Ready to start investing your money into new opportunities, rather than leaving it to gather dust in your savings account? Most investing professionals will tell you that the first step is figuring out how you’re going to build your portfolio. There’s no one way to start building wealth. The strategy that you choose will depend on whether you want to make a profit in the short-term, or whether you’d like to earn extra cash in the long-term.
The first thing you need to know is that if you decide to use stocks to strengthen your wealth, then you won’t automatically become an investor or a trader. There are different ways to use the stock for financial growth, and whether you’re looking for long-term or short-term results will guide your strategy. You’ll also discover that the path you take will lead you to a specific kind of analysis too.

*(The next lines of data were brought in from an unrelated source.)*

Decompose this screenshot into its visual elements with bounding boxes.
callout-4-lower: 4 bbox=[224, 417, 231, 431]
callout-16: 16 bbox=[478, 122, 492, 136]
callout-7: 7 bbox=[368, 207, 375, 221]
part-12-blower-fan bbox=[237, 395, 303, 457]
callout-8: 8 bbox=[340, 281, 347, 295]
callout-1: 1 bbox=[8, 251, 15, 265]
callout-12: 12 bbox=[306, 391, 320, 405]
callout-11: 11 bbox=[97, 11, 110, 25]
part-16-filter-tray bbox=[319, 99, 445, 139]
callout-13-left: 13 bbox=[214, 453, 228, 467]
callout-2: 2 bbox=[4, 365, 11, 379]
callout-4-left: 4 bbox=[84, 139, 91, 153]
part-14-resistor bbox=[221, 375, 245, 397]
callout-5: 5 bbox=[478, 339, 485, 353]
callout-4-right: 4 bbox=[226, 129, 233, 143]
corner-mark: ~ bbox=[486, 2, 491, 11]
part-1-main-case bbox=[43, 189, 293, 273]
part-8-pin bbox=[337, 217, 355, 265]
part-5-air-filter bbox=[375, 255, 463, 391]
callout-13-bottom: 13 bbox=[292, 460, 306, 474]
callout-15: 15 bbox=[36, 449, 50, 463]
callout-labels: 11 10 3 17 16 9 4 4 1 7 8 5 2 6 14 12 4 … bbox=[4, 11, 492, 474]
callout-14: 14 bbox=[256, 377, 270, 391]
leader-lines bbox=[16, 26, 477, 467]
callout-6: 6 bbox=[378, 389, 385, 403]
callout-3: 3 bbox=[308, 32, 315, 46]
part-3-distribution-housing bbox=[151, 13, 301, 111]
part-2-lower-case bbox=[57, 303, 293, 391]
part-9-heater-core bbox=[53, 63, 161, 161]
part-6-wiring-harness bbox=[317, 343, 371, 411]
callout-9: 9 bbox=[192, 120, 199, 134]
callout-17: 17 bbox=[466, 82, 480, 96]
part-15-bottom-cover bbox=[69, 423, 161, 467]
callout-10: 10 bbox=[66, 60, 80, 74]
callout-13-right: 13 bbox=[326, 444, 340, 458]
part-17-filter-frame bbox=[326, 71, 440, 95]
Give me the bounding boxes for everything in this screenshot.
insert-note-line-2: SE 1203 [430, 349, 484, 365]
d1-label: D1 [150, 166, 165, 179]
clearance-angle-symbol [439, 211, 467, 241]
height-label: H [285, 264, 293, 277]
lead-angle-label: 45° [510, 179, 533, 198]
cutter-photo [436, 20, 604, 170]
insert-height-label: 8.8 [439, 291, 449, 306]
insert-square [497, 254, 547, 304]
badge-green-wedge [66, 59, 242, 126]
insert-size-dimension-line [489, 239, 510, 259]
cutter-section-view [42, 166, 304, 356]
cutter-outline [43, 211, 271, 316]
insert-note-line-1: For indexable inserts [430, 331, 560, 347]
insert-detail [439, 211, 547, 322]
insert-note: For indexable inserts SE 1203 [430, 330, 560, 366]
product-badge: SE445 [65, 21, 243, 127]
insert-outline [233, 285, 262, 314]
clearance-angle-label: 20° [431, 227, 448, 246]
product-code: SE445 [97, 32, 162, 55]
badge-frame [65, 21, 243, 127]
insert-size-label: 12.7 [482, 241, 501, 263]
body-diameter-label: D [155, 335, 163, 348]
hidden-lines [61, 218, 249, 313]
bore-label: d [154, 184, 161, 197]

To understand the difference between the two main kinds of analysis in the stock market, you need to first figure out how to define trading and investing. If you’re looking to learn how to make a living day trading, then you’re likely to become a trader. This means that you move between different financial positions quickly, buying and selling according to the opportunities that present themselves. On the other hand, if you’re hoping to hold onto a position for a long period of time – such as months or years, then you might be more inclined to invest.
This basically means that you focus on developing your wealth in the long-term, rather than getting results right now. While the motivation between both kinds of buying and selling is different, it’s also worth noting that the kind of analysis varies too. The two main kinds of analysis in trading and investing are fundamental and technical evaluation. If you’re going to trade for a living, you’re going to usually go the technical route. On the other hand, if you’re sticking to investing, then you’d consider fundamental.
Both types of evaluations ask you to take a deeper look at what’s going on in the landscape around you, so you know that you’re going to make the right decision for your money. When you take a fundamental approach, you do your due diligence on everything you need to know about the company that you’re taking a share in. You might look at things like who is responsible for managing the business, and what kind of financial reports they’ve been publishing lately.
Examining the company in depth helps you to determine whether you should buy or sell based on whether you think the brand is over or under-valued in the current market context. On the other hand, technical analysis doesn’t look at what the company does but instead focuses on things like patterns, stock charts, and movements in the chart. With a technical approach, you’ll get more involved with slightly more specific ideas, like resistances, supports, and even moving averages. This can require a little more training at first if you’re new to the industry.